For two centuries Jacob Marlowe has wandered the world, enslaved by his lunatic appetites and tormented by the memory of his first monstrous crime. Now, the last of his kind, he knows he can't go on. But as Jake counts down to suicide, a violent murder and an extraordinary meeting plunge him straight back into the desperate pursuit of life.

I have to admit that I approached this novel with a certain amount of caution. I read one of the author's earlier novels - I, Lucifer - a few years ago and didn't really enjoy it. That said, I am always willing to give a writer the opportunity to win me over so I decided to take a chance and include The Last Werewolf during this month's werewolf themed shenanigans.

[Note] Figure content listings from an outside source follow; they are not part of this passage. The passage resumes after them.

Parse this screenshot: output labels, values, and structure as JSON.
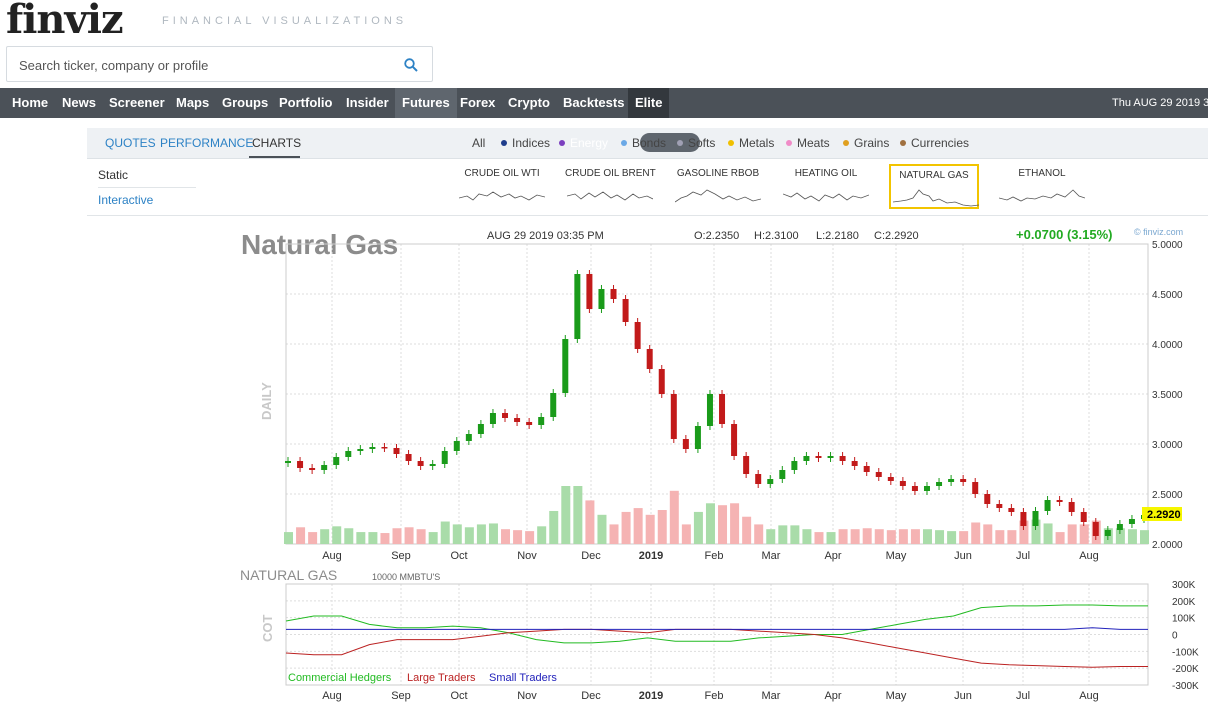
{
  "header": {
    "logo": "finviz",
    "tagline": "FINANCIAL VISUALIZATIONS",
    "search_placeholder": "Search ticker, company or profile"
  },
  "nav": {
    "items": [
      "Home",
      "News",
      "Screener",
      "Maps",
      "Groups",
      "Portfolio",
      "Insider",
      "Futures",
      "Forex",
      "Crypto",
      "Backtests",
      "Elite"
    ],
    "active": "Futures",
    "date": "Thu AUG 29 2019 3"
  },
  "subnav": {
    "tabs": [
      "QUOTES",
      "PERFORMANCE",
      "CHARTS"
    ],
    "active_tab": "CHARTS",
    "filters": [
      {
        "label": "All",
        "color": ""
      },
      {
        "label": "Indices",
        "color": "#1f3d8c"
      },
      {
        "label": "Energy",
        "color": "#7b3fbf"
      },
      {
        "label": "Bonds",
        "color": "#6aa8e6"
      },
      {
        "label": "Softs",
        "color": "#a0a0b4"
      },
      {
        "label": "Metals",
        "color": "#f0c000"
      },
      {
        "label": "Meats",
        "color": "#f08cc8"
      },
      {
        "label": "Grains",
        "color": "#e0a020"
      },
      {
        "label": "Currencies",
        "color": "#a07040"
      }
    ],
    "active_filter": "Energy"
  },
  "options": {
    "static": "Static",
    "interactive": "Interactive"
  },
  "thumbnails": [
    {
      "label": "CRUDE OIL WTI",
      "selected": false
    },
    {
      "label": "CRUDE OIL BRENT",
      "selected": false
    },
    {
      "label": "GASOLINE RBOB",
      "selected": false
    },
    {
      "label": "HEATING OIL",
      "selected": false
    },
    {
      "label": "NATURAL GAS",
      "selected": true
    },
    {
      "label": "ETHANOL",
      "selected": false
    }
  ],
  "chart_header": {
    "title": "Natural Gas",
    "datetime": "AUG 29 2019 03:35 PM",
    "open": "O:2.2350",
    "high": "H:2.3100",
    "low": "L:2.2180",
    "close": "C:2.2920",
    "change": "+0.0700 (3.15%)",
    "watermark": "© finviz.com",
    "side_label": "DAILY",
    "last_price": "2.2920"
  },
  "cot_header": {
    "title": "NATURAL GAS",
    "units": "10000 MMBTU'S",
    "side_label": "COT"
  },
  "colors": {
    "up": "#1a9b1a",
    "down": "#c21a1a",
    "vol_up": "#a9dca9",
    "vol_down": "#f5b3b3",
    "commercial": "#22bb22",
    "large": "#bb2222",
    "small": "#2222bb",
    "change": "#22aa22",
    "highlight": "#f6f600"
  },
  "chart_data": [
    {
      "type": "candlestick",
      "title": "Natural Gas",
      "x_labels": [
        "Aug",
        "Sep",
        "Oct",
        "Nov",
        "Dec",
        "2019",
        "Feb",
        "Mar",
        "Apr",
        "May",
        "Jun",
        "Jul",
        "Aug"
      ],
      "y_ticks": [
        "5.0000",
        "4.5000",
        "4.0000",
        "3.5000",
        "3.0000",
        "2.5000",
        "2.0000"
      ],
      "ylim": [
        2.0,
        5.0
      ],
      "grid": true,
      "series": [
        {
          "name": "Close",
          "values": [
            2.83,
            2.76,
            2.74,
            2.79,
            2.87,
            2.93,
            2.95,
            2.97,
            2.96,
            2.9,
            2.83,
            2.78,
            2.8,
            2.93,
            3.03,
            3.1,
            3.2,
            3.31,
            3.26,
            3.22,
            3.19,
            3.27,
            3.51,
            4.05,
            4.7,
            4.35,
            4.55,
            4.45,
            4.22,
            3.95,
            3.75,
            3.5,
            3.05,
            2.95,
            3.18,
            3.5,
            3.2,
            2.88,
            2.7,
            2.6,
            2.65,
            2.74,
            2.83,
            2.88,
            2.86,
            2.88,
            2.83,
            2.78,
            2.72,
            2.67,
            2.63,
            2.58,
            2.53,
            2.58,
            2.62,
            2.65,
            2.62,
            2.5,
            2.4,
            2.36,
            2.32,
            2.18,
            2.33,
            2.44,
            2.42,
            2.32,
            2.22,
            2.08,
            2.14,
            2.2,
            2.25,
            2.29
          ]
        }
      ]
    },
    {
      "type": "line",
      "title": "NATURAL GAS",
      "x_labels": [
        "Aug",
        "Sep",
        "Oct",
        "Nov",
        "Dec",
        "2019",
        "Feb",
        "Mar",
        "Apr",
        "May",
        "Jun",
        "Jul",
        "Aug"
      ],
      "y_ticks": [
        "300K",
        "200K",
        "100K",
        "0",
        "-100K",
        "-200K",
        "-300K"
      ],
      "ylim": [
        -300000,
        300000
      ],
      "series": [
        {
          "name": "Commercial Hedgers",
          "values": [
            80000,
            110000,
            110000,
            60000,
            40000,
            40000,
            50000,
            40000,
            10000,
            -30000,
            -50000,
            -50000,
            -40000,
            -20000,
            -40000,
            -40000,
            -40000,
            -20000,
            -10000,
            0,
            0,
            30000,
            60000,
            90000,
            110000,
            160000,
            170000,
            170000,
            175000,
            175000,
            170000,
            170000
          ]
        },
        {
          "name": "Large Traders",
          "values": [
            -110000,
            -120000,
            -120000,
            -60000,
            -30000,
            -30000,
            -30000,
            -10000,
            10000,
            20000,
            30000,
            30000,
            20000,
            10000,
            30000,
            30000,
            30000,
            20000,
            10000,
            0,
            -20000,
            -50000,
            -80000,
            -110000,
            -140000,
            -170000,
            -180000,
            -185000,
            -190000,
            -195000,
            -190000,
            -190000
          ]
        },
        {
          "name": "Small Traders",
          "values": [
            30000,
            30000,
            30000,
            30000,
            30000,
            30000,
            30000,
            30000,
            30000,
            30000,
            30000,
            30000,
            30000,
            30000,
            30000,
            30000,
            30000,
            30000,
            30000,
            30000,
            30000,
            30000,
            30000,
            30000,
            30000,
            30000,
            30000,
            30000,
            30000,
            40000,
            30000,
            30000
          ]
        }
      ]
    }
  ]
}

Jacob `Jake' Marlowe is a fascinating character. He has lived as a werewolf for nearly two hundred years and is horrified at the prospect of living the same length of time over again. He has tried to make amends for the terrible things that does when he changes, but it has reached the point when he knows that this is no longer enough. Jake freely admits that he is a monster, and wants nothing more than to end the suffering he inflicts on others when he goes through his monthly transformation.

`I keep telling myself I'm just an outmoded idea. But you know, you find yourself ripping a child open and swallowing its heart, it's tough not to be overwhelmed by...the concrete reality of yourself'.

He has seen it all, and done it all, and at the very moment he is committed to ending his life, he glimpses the chance to change everything. This sends the rest of the novel off in a direction I wasn't expecting.